Plus que
l’histoire des deux amants (qui se séparent, se retrouvent, se perdent, etc.),
c’est bien sûr l’esthétique du film qui en fait son principal intérêt. Wong
Kar-wai, on le sait, c’est d’abord un style et une manière de regarder le monde.
Son travail de l’image et du cadre est permanent et il joue constamment d’accélérations,
de ralentis, de moments de pause ou d’arrêt. Et l’on passe de ses habituelles voix-off
à des disputes, de couleurs sépias à des noirs et blancs magnifiques, de flashes
colorés à des éclats de couleurs passées. Tantôt la caméra se fige dans le coin
d’une pièce, tantôt elle suit les personnages, les accompagnant doucement ou
les laissant s’éloigner dans la profondeur du champ.
Sans tomber dans
le maniérisme (qui semble confiné, dans sa filmographie, aux Cendres du temps), Wong Kar-wai joue,
innove et surprend sans cesse. Certaines séquences et certains enchaînements
sont d’une beauté fulgurante.
La promiscuité physique
des amants homosexuels est remarquablement filmée, non pas tant au niveau
sexuel (même si l’ouverture du film donne le ton d'une sensualité qui imprègne
tout le film) mais davantage encore dans cette vie dans l’appartement minuscule
ou lorsque Lai Yiu-fai s’occupe de Ho Po-wing blessé, dans ces cadres serrés,
dans le jeu avec les espaces.
Et, au-delà de l’histoire
de Lai et Ho, on retrouve dans Happy
Together des motifs typiques de Wong Kar-wai, avec ce ton de solitude, de
rendez-vous manqués, d’attente.
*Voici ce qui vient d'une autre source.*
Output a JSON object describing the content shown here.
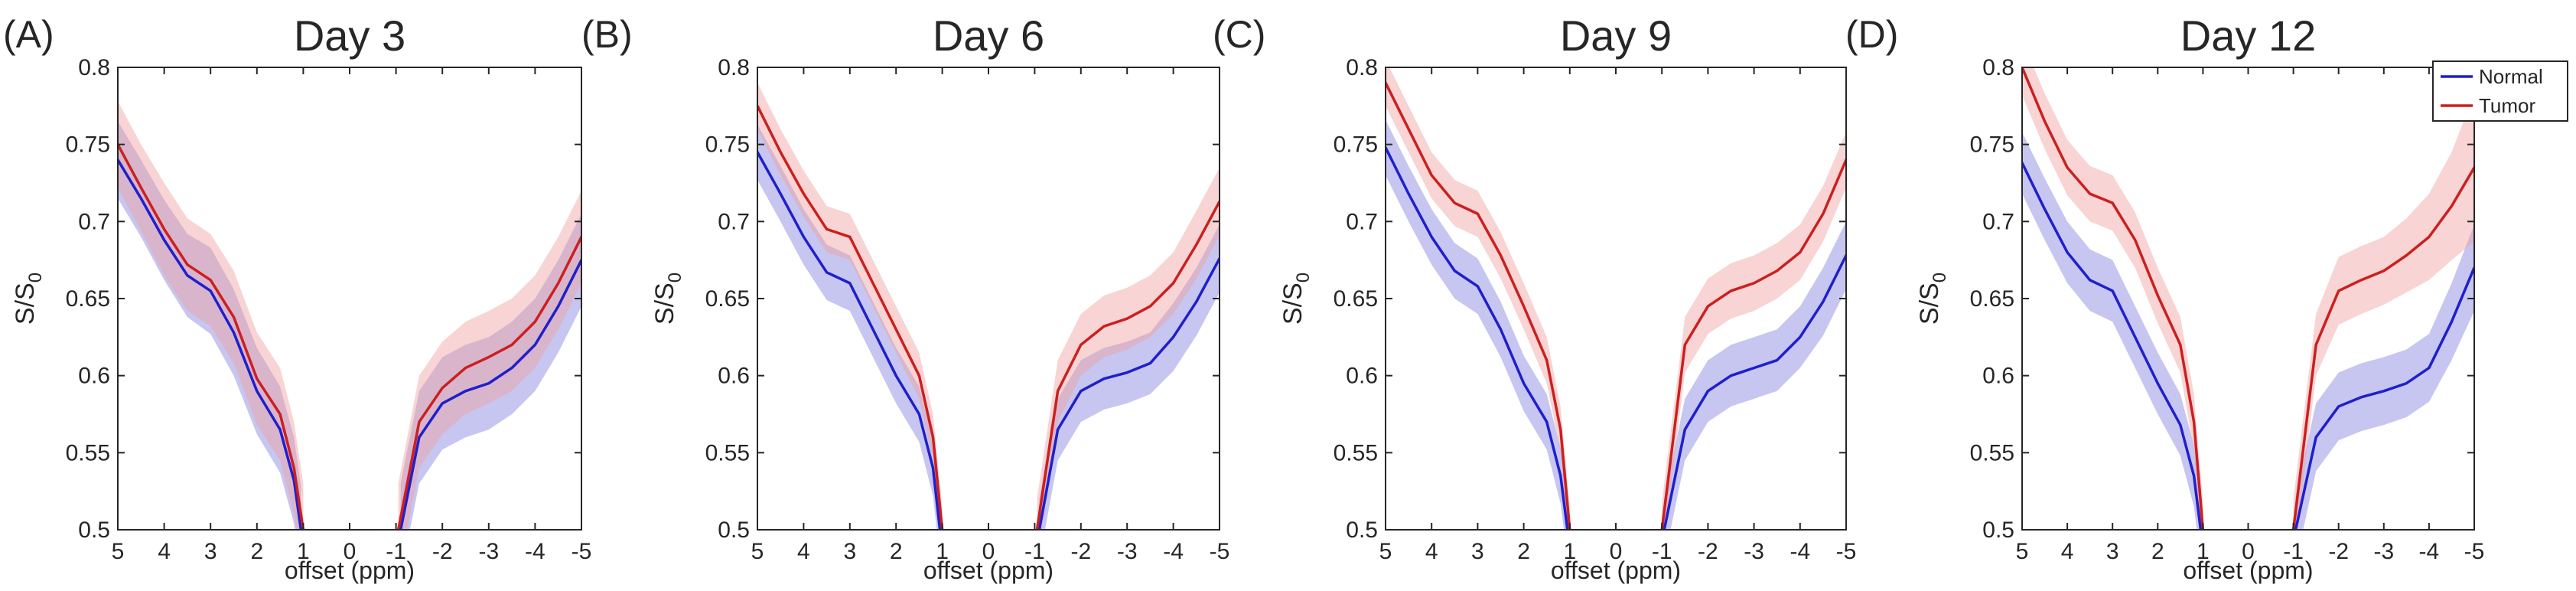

On retrouvera d'ailleurs directement plusieurs séquences du film dans le curieux road-movie My Blueberry Nights. Happy Together est lui aussi, à sa
façon, un road-movie inachevé, qui tourne sur lui-même, ramenant le personnage principal à son point de départ et l’incitant peut-être à repartir.
Et le choix de
laisser le film en suspens, dans une fin très ouverte, est aussi tout à fait
habituel – et magnifique – chez le réalisateur.